What does Masked LM mean?

shaownhasan · Post by **shaownhasan** » Tue Jan 28, 2025 3:39 am

Before feeding a sequence of words into BERT, 15% of the words in each sequence are replaced with a [MASK] token . The model then attempts to predict the original value of the masked words, based on the context provided by the other unmasked words in the sequence. In technical terms, predicting the output words requires:

Added a classification layer above the encoder output.
Multiplying the output vectors by the embedding matrix, transforming them into the why choose our service vocabulary size.
Calculating the probability of each word in the vocabulary with softmax.
The BERT loss function only takes into account the prediction of masked values and ignores the prediction of unmasked words.

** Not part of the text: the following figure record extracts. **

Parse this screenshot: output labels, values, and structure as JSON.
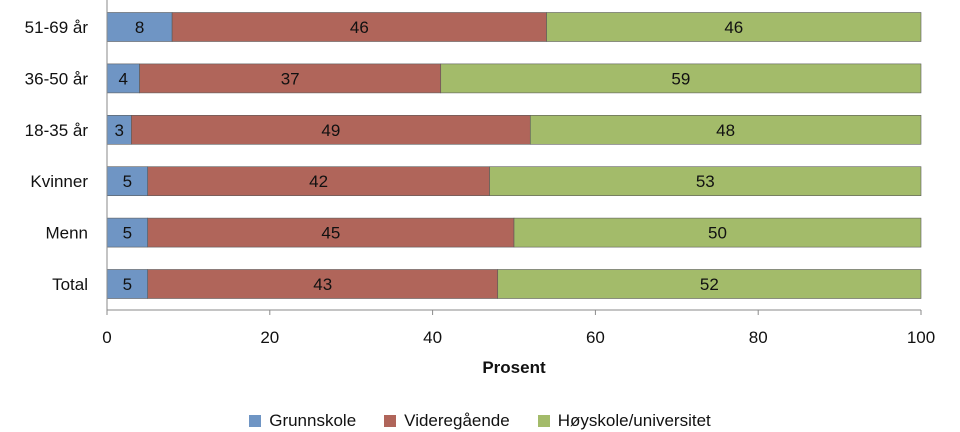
{
  "chart_data": {
    "type": "bar",
    "orientation": "horizontal",
    "stacked": true,
    "categories": [
      "51-69 år",
      "36-50 år",
      "18-35 år",
      "Kvinner",
      "Menn",
      "Total"
    ],
    "series": [
      {
        "name": "Grunnskole",
        "color": "#6F95C4",
        "values": [
          8,
          4,
          3,
          5,
          5,
          5
        ]
      },
      {
        "name": "Videregående",
        "color": "#B0655A",
        "values": [
          46,
          37,
          49,
          42,
          45,
          43
        ]
      },
      {
        "name": "Høyskole/universitet",
        "color": "#A3BB6A",
        "values": [
          46,
          59,
          48,
          53,
          50,
          52
        ]
      }
    ],
    "xlabel": "Prosent",
    "xlim": [
      0,
      100
    ],
    "xticks": [
      0,
      20,
      40,
      60,
      80,
      100
    ],
    "grid": false,
    "legend_position": "bottom",
    "data_labels": true
  }
}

As a result, the model converges more slowly than directional models, a characteristic that is compensated by its greater context awareness .

In practice, BERT's implementation is a little more elaborate and does not replace all 15% masked words.

What is Next Sentence Prediction?
In the BERT alignment process, the model receives sentence pairs as input and learns to predict whether the second sentence in the pair is the next sentence in the original document . During alignment, 50% of the inputs are pairs where the second sentence is the next sentence in the original document, while the other 50% choose a random sentence from the corpus as the second sentence. The assumption is that the random sentence will be disconnected from the first sentence.